Experimental Validation of a Surrogate Fuel for Diesel 2007-01-1842
Diesel engine modeling by means of CFD (computational fluid dynamics) has become a more and more important tool in the development process for new engine design. An adequate and reliable Diesel engine model relies on many features. Beside the combustion and spray modeling, the question what model fuel should be used is discussed and in the past, a mixture of n-decane and α-methylnaphthalene, denoted as IDEA fuel, was found to be a good surrogate fuel for Diesel for the conventional Diesel combustion mode. New combustion designs such as PCCI (premixed charged compression ignition) are a possible solution for the strict upcoming emission limits. Due to a shift to lower temperatures and better homogenization, less NOx and soot is formed.
To model these combustion designs, a re-evaluation of the model fuel that is to be used is required when the benefit of a detailed chemical reaction mechanism is favored in the combustion modeling. Therefore, engine experiments with Diesel, IDEA, pure n-decane and n-heptane are carried out for various loads, rail pressures, EGR (exhaust gas recirculation) rates and speeds. The measured indicated pressure, apparent heat release and emissions from exhaust gas analysis are used to evaluate which fuel should be chosen as model fuel.

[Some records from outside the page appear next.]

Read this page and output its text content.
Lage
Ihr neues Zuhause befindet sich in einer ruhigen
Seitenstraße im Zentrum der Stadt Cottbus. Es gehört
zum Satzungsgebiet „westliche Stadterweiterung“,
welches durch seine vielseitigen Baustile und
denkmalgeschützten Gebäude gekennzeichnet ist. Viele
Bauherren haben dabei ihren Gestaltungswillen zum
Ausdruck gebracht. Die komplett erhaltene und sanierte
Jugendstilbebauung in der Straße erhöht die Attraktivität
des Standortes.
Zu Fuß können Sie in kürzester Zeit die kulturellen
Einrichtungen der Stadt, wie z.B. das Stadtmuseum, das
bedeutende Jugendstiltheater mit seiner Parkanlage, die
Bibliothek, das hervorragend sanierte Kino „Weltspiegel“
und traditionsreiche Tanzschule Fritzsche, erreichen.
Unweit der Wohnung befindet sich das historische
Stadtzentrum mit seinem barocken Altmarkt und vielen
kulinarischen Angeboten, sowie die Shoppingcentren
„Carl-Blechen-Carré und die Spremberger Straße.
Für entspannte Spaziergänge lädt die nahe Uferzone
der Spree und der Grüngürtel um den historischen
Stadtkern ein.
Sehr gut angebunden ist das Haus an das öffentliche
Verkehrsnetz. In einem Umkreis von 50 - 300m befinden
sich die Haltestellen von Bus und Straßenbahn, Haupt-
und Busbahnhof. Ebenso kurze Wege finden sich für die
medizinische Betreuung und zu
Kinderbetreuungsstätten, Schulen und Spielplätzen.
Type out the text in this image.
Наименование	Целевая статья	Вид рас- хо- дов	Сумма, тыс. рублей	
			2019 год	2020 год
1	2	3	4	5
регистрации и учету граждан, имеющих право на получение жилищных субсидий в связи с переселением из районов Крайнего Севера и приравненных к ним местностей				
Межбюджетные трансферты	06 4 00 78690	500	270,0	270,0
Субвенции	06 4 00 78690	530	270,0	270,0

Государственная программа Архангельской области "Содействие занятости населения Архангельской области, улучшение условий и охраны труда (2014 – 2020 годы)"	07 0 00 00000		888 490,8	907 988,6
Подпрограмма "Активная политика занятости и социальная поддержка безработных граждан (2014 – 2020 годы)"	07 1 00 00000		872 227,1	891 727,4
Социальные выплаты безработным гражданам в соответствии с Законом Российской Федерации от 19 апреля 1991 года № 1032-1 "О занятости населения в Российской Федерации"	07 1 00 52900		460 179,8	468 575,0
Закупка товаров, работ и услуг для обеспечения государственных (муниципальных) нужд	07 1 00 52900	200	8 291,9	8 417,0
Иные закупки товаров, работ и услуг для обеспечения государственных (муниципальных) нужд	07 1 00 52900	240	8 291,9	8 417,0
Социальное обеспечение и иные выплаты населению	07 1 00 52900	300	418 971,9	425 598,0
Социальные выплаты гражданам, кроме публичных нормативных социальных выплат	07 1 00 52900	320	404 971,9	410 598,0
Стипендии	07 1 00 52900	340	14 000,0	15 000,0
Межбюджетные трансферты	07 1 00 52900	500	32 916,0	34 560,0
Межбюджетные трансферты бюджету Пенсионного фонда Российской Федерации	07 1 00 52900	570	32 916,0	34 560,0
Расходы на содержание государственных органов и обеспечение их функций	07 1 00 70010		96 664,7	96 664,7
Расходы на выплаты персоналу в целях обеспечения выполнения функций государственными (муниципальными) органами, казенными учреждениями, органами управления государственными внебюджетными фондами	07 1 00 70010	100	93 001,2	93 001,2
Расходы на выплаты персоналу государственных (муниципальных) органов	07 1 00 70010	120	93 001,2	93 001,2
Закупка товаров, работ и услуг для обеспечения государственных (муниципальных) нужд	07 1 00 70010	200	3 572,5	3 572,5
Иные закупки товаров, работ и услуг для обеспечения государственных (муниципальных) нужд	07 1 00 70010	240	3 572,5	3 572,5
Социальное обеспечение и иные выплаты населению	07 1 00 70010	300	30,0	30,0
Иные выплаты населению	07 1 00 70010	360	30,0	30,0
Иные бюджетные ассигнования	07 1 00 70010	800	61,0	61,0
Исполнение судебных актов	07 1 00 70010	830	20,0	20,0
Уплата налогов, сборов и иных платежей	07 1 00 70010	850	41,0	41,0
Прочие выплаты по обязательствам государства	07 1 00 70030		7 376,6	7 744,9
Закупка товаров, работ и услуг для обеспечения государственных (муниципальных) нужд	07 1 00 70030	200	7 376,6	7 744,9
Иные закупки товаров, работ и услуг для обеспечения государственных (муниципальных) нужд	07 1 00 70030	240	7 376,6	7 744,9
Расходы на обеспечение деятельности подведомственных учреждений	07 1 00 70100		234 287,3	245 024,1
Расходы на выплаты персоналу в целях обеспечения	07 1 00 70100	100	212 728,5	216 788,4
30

Among the three proposed fuels, the IDEA-fuel shows a good agreement when compared with Diesel fuel. N-decane has less soot formation due to the missing aromatic compounds whereas n-heptane has similar to n-decane less soot formation. Moreover, n-heptane has a larger NOx formation because of a greater heat release and a smaller mean gas temperature. However n-decane ignites much earlier than n-heptane and IDEA fuel. Therefore it is considered that only IDEA fuel is a suitable surrogate fuel for Diesel in the new combustion regime.